Quadro 13.3 Características de diferentes versões do projeto de construção da pista descendente da rodovia dos Imigrantes
1Elaborado na década de 1970 com o projeto da pista ascendente.
2Projeto descrito no EIA, elaborado entre 1986 e 1988.
3Projeto descrito nos documentos encaminhados à Secretaria do Meio Ambiente do Estado de São Paulo para solicitação de licença de instalação, em 1989.
4Projeto revisto pelo consórcio construtor.
Fonte: Gallardo e Sánchez (2004).
Em seguida, na ordem de preferência para o controle de impactos, vem a mitigação propriamente dita. Algumas medidas mitigadoras podem fazer parte do próprio projeto de engenharia, dele sendo indissociáveis. Por exemplo, em fábricas de cimento, a instalação de sistemas de captação de poeiras, como filtros de mangas ou eletrostáticos, faz parte do projeto de engenharia e dos estudos de viabilidade econômica, sendo inconcebível projetar uma fábrica moderna sem esses sistemas, que não somente reduzem os impactos ambientais decorrentes das emissões de poluentes atmosféricos como também as perdas de matérias-primas. A mesma lógica se aplica a vários outros ramos industriais.
Há, na atualidade, um sem-número de projetos industriais que incorporam processos de reutilização de água, de minimização de resíduos e outros conceitos da produção mais limpa3. Nesse contexto, pode-se discutir até que ponto tais características de processos tecnológicos seriam medidas mitigadoras, mas tal discussão é pouco relevante, uma vez que o projeto avaliado é aquele que já incorpora essas medidas.
Da mesma forma, medidas de cumprimento compulsório, previstas em legislação ou regulamento, não devem ser apresentadas como medidas mitigadoras, já que são simplesmente obrigatórias. É óbvio que o atendimento a tais exigências contribuirá para atenuar os impactos adversos dos empreendimentos, pois foram idealizadas com essa finalidade, mas o projeto não poderá ser executado sem sua observância, já que são requisitos legais.
Uma lista de medidas para prevenir, atenuar ou compensar os impactos adversos de projetos rodoviários é apresentada no Quadro 13.4. Descritas dessa forma, são medidas genéricas, que só farão sentido quando aplicadas e detalhadas para cada caso concreto, o que muitas vezes requer um projeto de engenharia ou um programa detalhado de implementação.
Embora o EIA possa apontar as medidas compulsórias que deverão ser atendidas (o que pode ser útil para conhecimento do empreendedor e do público interessado), a equipe deve dirigir seus esforços para a concepção, a análise e a discussão de medidas especificamente voltadas para o projeto. Medidas de aplicação genérica, como as relacionadas no Quadro 13.4, devem ser particularizadas para o projeto em estudo.
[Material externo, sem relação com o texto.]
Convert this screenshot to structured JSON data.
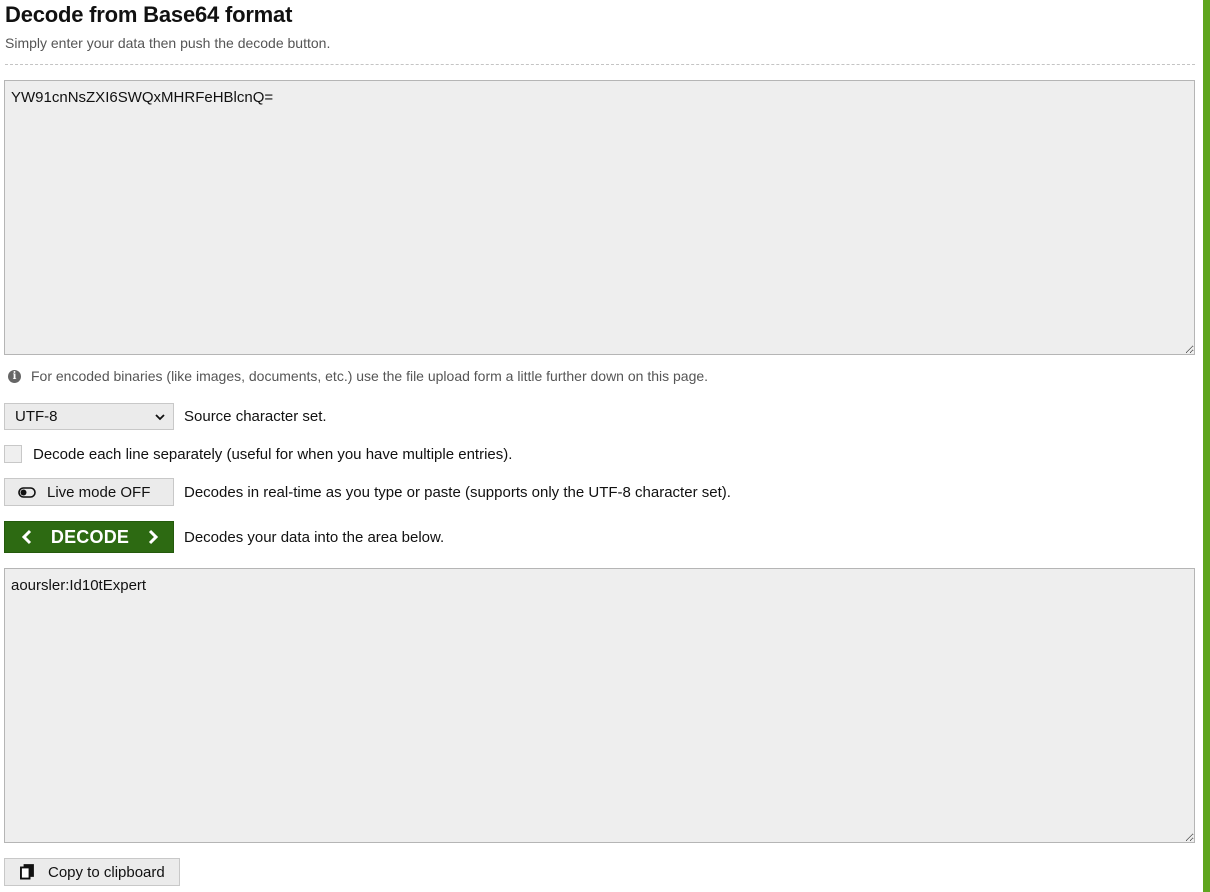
{
  "header": {
    "title": "Decode from Base64 format",
    "subtitle": "Simply enter your data then push the decode button."
  },
  "input": {
    "value": "YW91cnNsZXI6SWQxMHRFeHBlcnQ="
  },
  "note": {
    "icon": "info-icon",
    "text": "For encoded binaries (like images, documents, etc.) use the file upload form a little further down on this page."
  },
  "charset": {
    "selected": "UTF-8",
    "label": "Source character set."
  },
  "line_option": {
    "checked": false,
    "label": "Decode each line separately (useful for when you have multiple entries)."
  },
  "live_mode": {
    "button_label": "Live mode OFF",
    "icon": "toggle-off-icon",
    "description": "Decodes in real-time as you type or paste (supports only the UTF-8 character set)."
  },
  "decode": {
    "button_label": "DECODE",
    "description": "Decodes your data into the area below.",
    "color": "#2d6a12"
  },
  "output": {
    "value": "aoursler:Id10tExpert"
  },
  "copy": {
    "button_label": "Copy to clipboard",
    "icon": "copy-icon"
  },
  "theme": {
    "accent": "#5fa51e",
    "area_background": "#eeeeee"
  }
}
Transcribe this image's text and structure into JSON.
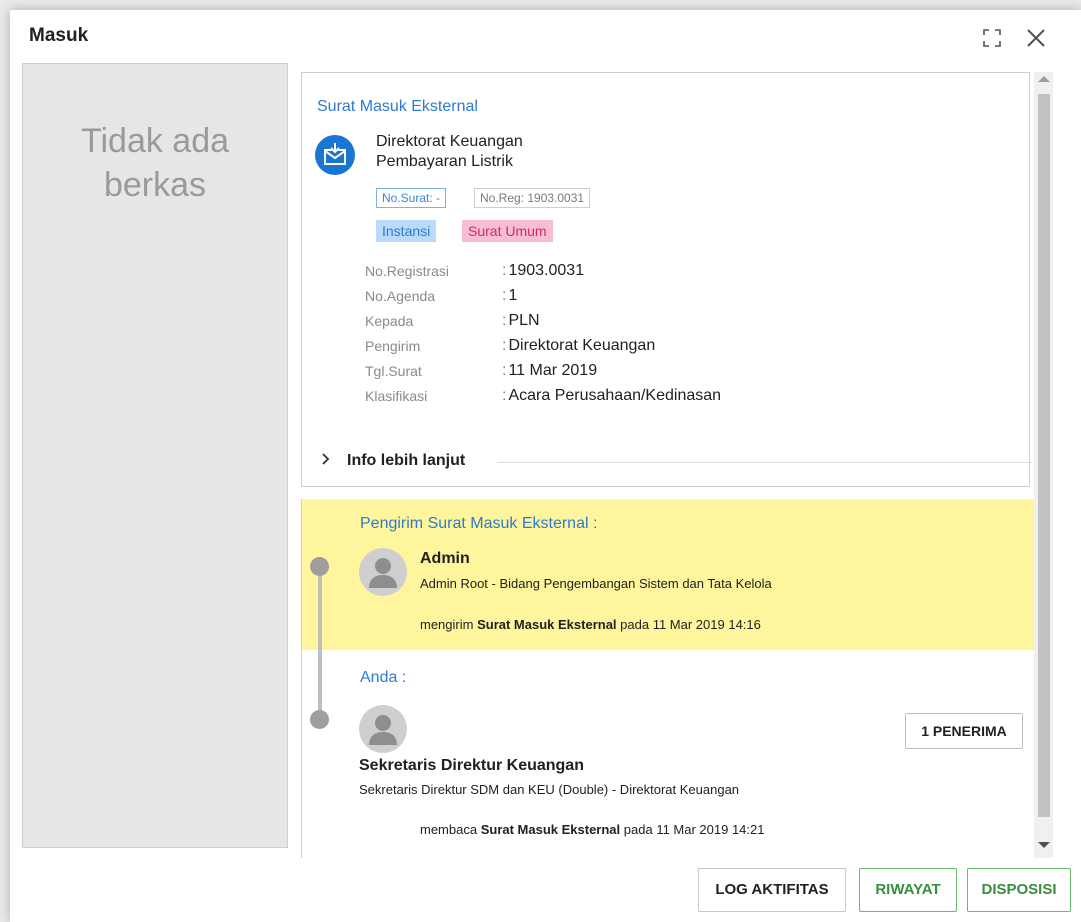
{
  "dialog": {
    "title": "Masuk"
  },
  "preview": {
    "empty_line1": "Tidak ada",
    "empty_line2": "berkas"
  },
  "letter": {
    "type": "Surat Masuk Eksternal",
    "sender": "Direktorat Keuangan",
    "subject": "Pembayaran Listrik",
    "tag_no_surat": "No.Surat: -",
    "tag_no_reg": "No.Reg: 1903.0031",
    "tag_instansi": "Instansi",
    "tag_kategori": "Surat Umum",
    "details": [
      {
        "label": "No.Registrasi",
        "value": "1903.0031"
      },
      {
        "label": "No.Agenda",
        "value": "1"
      },
      {
        "label": "Kepada",
        "value": "PLN"
      },
      {
        "label": "Pengirim",
        "value": "Direktorat Keuangan"
      },
      {
        "label": "Tgl.Surat",
        "value": "11 Mar 2019"
      },
      {
        "label": "Klasifikasi",
        "value": "Acara Perusahaan/Kedinasan"
      }
    ],
    "more_info": "Info lebih lanjut"
  },
  "timeline": {
    "sender": {
      "heading": "Pengirim Surat Masuk Eksternal :",
      "name": "Admin",
      "role": "Admin Root - Bidang Pengembangan Sistem dan Tata Kelola",
      "verb": "mengirim",
      "object": "Surat Masuk Eksternal",
      "time": "pada 11 Mar 2019 14:16"
    },
    "you": {
      "heading": "Anda :",
      "name": "Sekretaris Direktur Keuangan",
      "role": "Sekretaris Direktur SDM dan KEU (Double) - Direktorat Keuangan",
      "verb": "membaca",
      "object": "Surat Masuk Eksternal",
      "time": "pada 11 Mar 2019 14:21",
      "recipients_button": "1 PENERIMA"
    }
  },
  "footer": {
    "log_button": "LOG AKTIFITAS",
    "history_button": "RIWAYAT",
    "disposition_button": "DISPOSISI"
  },
  "colors": {
    "accent_blue": "#2e7bd1",
    "highlight_yellow": "#fff59d",
    "green": "#388e3c",
    "pink_tag": "#f7bdd3"
  },
  "icons": [
    "expand-icon",
    "close-icon",
    "mail-download-icon",
    "chevron-right-icon",
    "user-avatar-icon",
    "scroll-up-icon",
    "scroll-down-icon"
  ]
}
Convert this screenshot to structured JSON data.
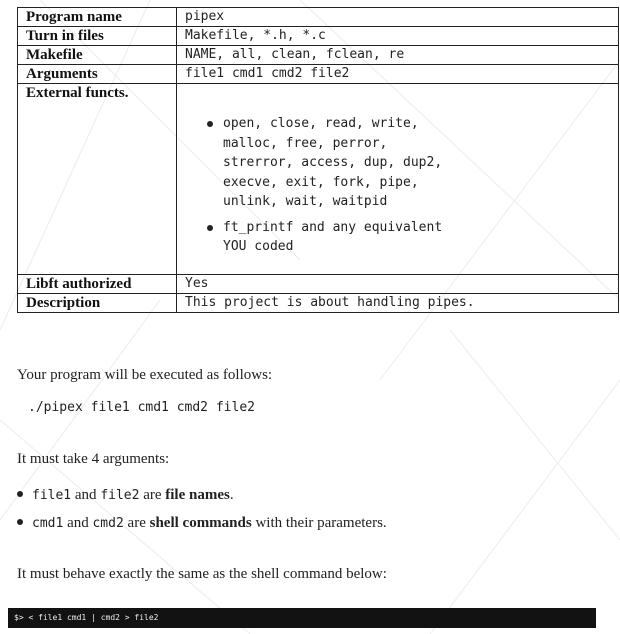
{
  "spec_table": {
    "rows": [
      {
        "key": "Program name",
        "value": "pipex"
      },
      {
        "key": "Turn in files",
        "value": "Makefile, *.h, *.c"
      },
      {
        "key": "Makefile",
        "value": "NAME, all, clean, fclean, re"
      },
      {
        "key": "Arguments",
        "value": "file1 cmd1 cmd2 file2"
      },
      {
        "key": "External functs.",
        "bullets": [
          "open, close, read, write,\nmalloc, free, perror,\nstrerror, access, dup, dup2,\nexecve, exit, fork, pipe,\nunlink, wait, waitpid",
          "ft_printf and any equivalent\nYOU coded"
        ]
      },
      {
        "key": "Libft authorized",
        "value": "Yes"
      },
      {
        "key": "Description",
        "value": "This project is about handling pipes."
      }
    ]
  },
  "body": {
    "intro": "Your program will be executed as follows:",
    "usage": "./pipex file1 cmd1 cmd2 file2",
    "args_intro": "It must take 4 arguments:",
    "bullet1": {
      "code_a": "file1",
      "text_a": " and ",
      "code_b": "file2",
      "text_b": " are ",
      "bold": "file names",
      "end": "."
    },
    "bullet2": {
      "code_a": "cmd1",
      "text_a": " and ",
      "code_b": "cmd2",
      "text_b": " are ",
      "bold": "shell commands",
      "end": " with their parameters."
    },
    "behave": "It must behave exactly the same as the shell command below:",
    "terminal": "$> < file1 cmd1 | cmd2 > file2"
  }
}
Assim, para o desenho de passagens de fauna (Fig. 13.5), é preciso selecionar os locais mais propícios (aqueles com maior probabilidade de serem usados pelas espécies visadas) e estudar as dimensões mais apropriadas (seção transversal para o caso de passagens sob a pista, necessidade de poços de iluminação se a passagem for muito longa). O Quadro 13.5 sintetiza a experiência com passagens de fauna em um parque nacional no Canadá, ilustrada pelas Figs. 13.6 a 13.9.
Cada impacto significativo deve ter sua mitigação, mas é preciso considerar se as diferentes medidas a serem implementadas em um mesmo empreendimento são compatíveis entre si e se a própria mitigação não poderia ser fonte de outros impactos adversos. No caso de barreiras antirruídos em rodovias, o objetivo de reduzir a exposição dos moradores e trabalhadores do entorno pode resultar em impacto visual, reduzir a insolação ou induzir o lançamento clandestino de lixo e entulho. A Fig. 13.10 mostra uma barreira em uma rodovia na França, onde a permeabilidade visual foi considerada como critério de projeto. Outro exemplo de medida desenvolvida para resolver um problema singular é exibido na Fig. 13.11, que mostra o sistema de iluminação da Ponte Vasco da Gama, de cerca de 13 km de extensão sobre o estuário do rio Tejo, em Portugal. O ambiente atravessado pela ponte é de muita importância para a fauna local, e um dos impactos significativos é descrito como “perturbação e aumento da tensão dos indivíduos da avifauna”. Como mitigação, foi projetado um sistema de iluminação de baixa dispersão, visando reduzir a influência da poluição luminosa sobre uma zona de proteção especial para aves.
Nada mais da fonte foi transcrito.